S’ensuit un making of traditionnel (20’), composé de nombreuses images de tournage et d’interviews de l’équipe du film.
Quelques featurettes promotionnelles amusantes (6’), réalisées comme des petits sketches (« Comment rencontrer un vampire ? », « Comment s’en protéger ? », « Que boit le vampire ? », « Comment le tuer ? », « Que fait un vampire la journée ? »), une chanson (Vietkong Yeah, 3’) et la bande-annonce (en VF) sont aussi présentées comme bonus.
L’Image et le son
Camarade Dracula est un film sombre et la Haute définition restitue habilement la très belle photo du chef opérateur Dániel Reich.
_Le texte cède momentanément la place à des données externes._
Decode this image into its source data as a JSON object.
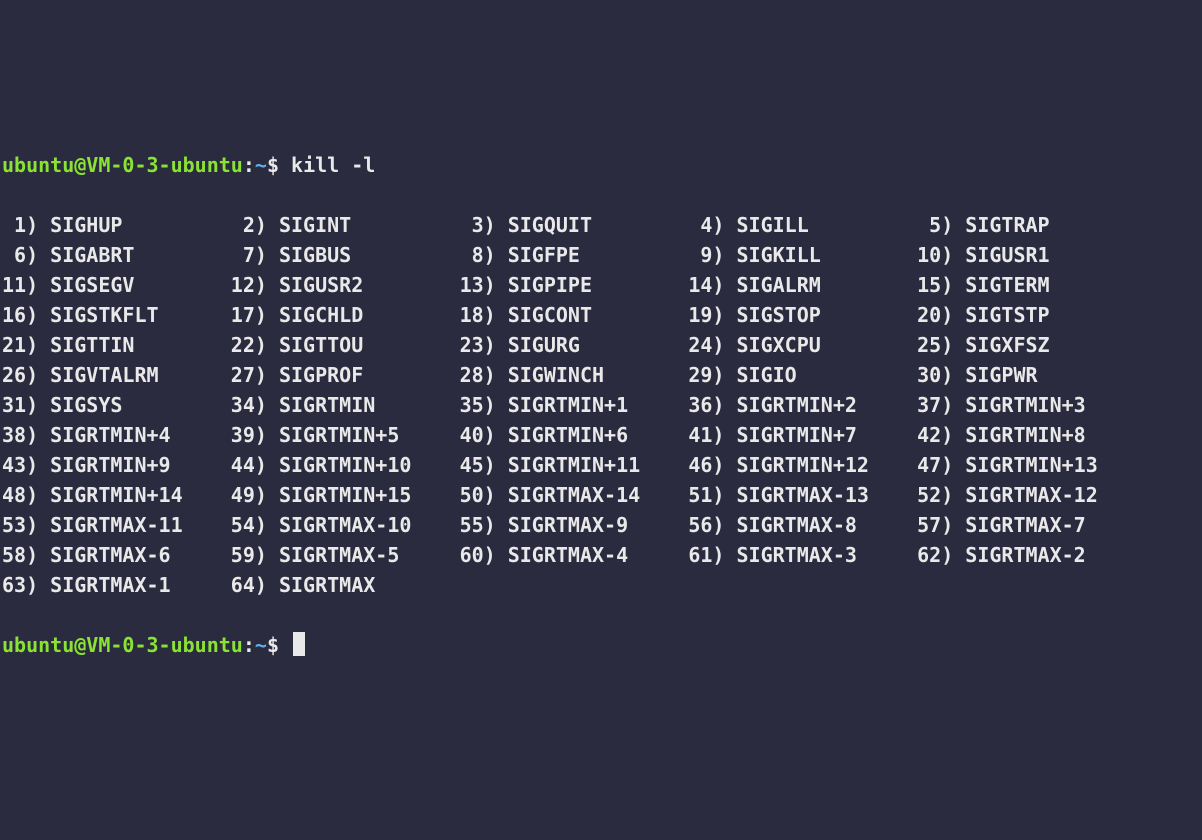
{
  "prompt": {
    "user": "ubuntu",
    "at": "@",
    "host": "VM-0-3-ubuntu",
    "colon": ":",
    "path": "~",
    "dollar": "$",
    "space": " ",
    "command": "kill -l"
  },
  "signals": [
    {
      "n": "1",
      "name": "SIGHUP"
    },
    {
      "n": "2",
      "name": "SIGINT"
    },
    {
      "n": "3",
      "name": "SIGQUIT"
    },
    {
      "n": "4",
      "name": "SIGILL"
    },
    {
      "n": "5",
      "name": "SIGTRAP"
    },
    {
      "n": "6",
      "name": "SIGABRT"
    },
    {
      "n": "7",
      "name": "SIGBUS"
    },
    {
      "n": "8",
      "name": "SIGFPE"
    },
    {
      "n": "9",
      "name": "SIGKILL"
    },
    {
      "n": "10",
      "name": "SIGUSR1"
    },
    {
      "n": "11",
      "name": "SIGSEGV"
    },
    {
      "n": "12",
      "name": "SIGUSR2"
    },
    {
      "n": "13",
      "name": "SIGPIPE"
    },
    {
      "n": "14",
      "name": "SIGALRM"
    },
    {
      "n": "15",
      "name": "SIGTERM"
    },
    {
      "n": "16",
      "name": "SIGSTKFLT"
    },
    {
      "n": "17",
      "name": "SIGCHLD"
    },
    {
      "n": "18",
      "name": "SIGCONT"
    },
    {
      "n": "19",
      "name": "SIGSTOP"
    },
    {
      "n": "20",
      "name": "SIGTSTP"
    },
    {
      "n": "21",
      "name": "SIGTTIN"
    },
    {
      "n": "22",
      "name": "SIGTTOU"
    },
    {
      "n": "23",
      "name": "SIGURG"
    },
    {
      "n": "24",
      "name": "SIGXCPU"
    },
    {
      "n": "25",
      "name": "SIGXFSZ"
    },
    {
      "n": "26",
      "name": "SIGVTALRM"
    },
    {
      "n": "27",
      "name": "SIGPROF"
    },
    {
      "n": "28",
      "name": "SIGWINCH"
    },
    {
      "n": "29",
      "name": "SIGIO"
    },
    {
      "n": "30",
      "name": "SIGPWR"
    },
    {
      "n": "31",
      "name": "SIGSYS"
    },
    {
      "n": "34",
      "name": "SIGRTMIN"
    },
    {
      "n": "35",
      "name": "SIGRTMIN+1"
    },
    {
      "n": "36",
      "name": "SIGRTMIN+2"
    },
    {
      "n": "37",
      "name": "SIGRTMIN+3"
    },
    {
      "n": "38",
      "name": "SIGRTMIN+4"
    },
    {
      "n": "39",
      "name": "SIGRTMIN+5"
    },
    {
      "n": "40",
      "name": "SIGRTMIN+6"
    },
    {
      "n": "41",
      "name": "SIGRTMIN+7"
    },
    {
      "n": "42",
      "name": "SIGRTMIN+8"
    },
    {
      "n": "43",
      "name": "SIGRTMIN+9"
    },
    {
      "n": "44",
      "name": "SIGRTMIN+10"
    },
    {
      "n": "45",
      "name": "SIGRTMIN+11"
    },
    {
      "n": "46",
      "name": "SIGRTMIN+12"
    },
    {
      "n": "47",
      "name": "SIGRTMIN+13"
    },
    {
      "n": "48",
      "name": "SIGRTMIN+14"
    },
    {
      "n": "49",
      "name": "SIGRTMIN+15"
    },
    {
      "n": "50",
      "name": "SIGRTMAX-14"
    },
    {
      "n": "51",
      "name": "SIGRTMAX-13"
    },
    {
      "n": "52",
      "name": "SIGRTMAX-12"
    },
    {
      "n": "53",
      "name": "SIGRTMAX-11"
    },
    {
      "n": "54",
      "name": "SIGRTMAX-10"
    },
    {
      "n": "55",
      "name": "SIGRTMAX-9"
    },
    {
      "n": "56",
      "name": "SIGRTMAX-8"
    },
    {
      "n": "57",
      "name": "SIGRTMAX-7"
    },
    {
      "n": "58",
      "name": "SIGRTMAX-6"
    },
    {
      "n": "59",
      "name": "SIGRTMAX-5"
    },
    {
      "n": "60",
      "name": "SIGRTMAX-4"
    },
    {
      "n": "61",
      "name": "SIGRTMAX-3"
    },
    {
      "n": "62",
      "name": "SIGRTMAX-2"
    },
    {
      "n": "63",
      "name": "SIGRTMAX-1"
    },
    {
      "n": "64",
      "name": "SIGRTMAX"
    }
  ]
}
Les volontés artistiques sont respectées mais entraînent quelques légers fléchissements de la définition dans quelques scènes moins éclairées. Néanmoins, cela reste anecdotique, car ce master HD demeure impressionnant de beauté, tant au niveau des détails que du piqué. Le cadre large n’est pas avare en détails, les contrastes affichent une densité remarquable (du vrai goudron en ce qui concerne les noirs) et la colorimétrie est optimale surtout sur les scènes en extérieur.
Les deux versions DTS-HD Master Audio 2.0 font quasiment match nul en ce qui concerne la délivrance des ambiances, la restitution des dialogues et la balance frontale. Le spectateur est littéralement plongé dans ce récit, malgré l’absence de spatialisation. Sans surprise, la version originale l’emporte de peu sur l’homogénéité et la fluidité acoustique, tandis que la piste française a tendance à mettre les voix un peu trop en avant.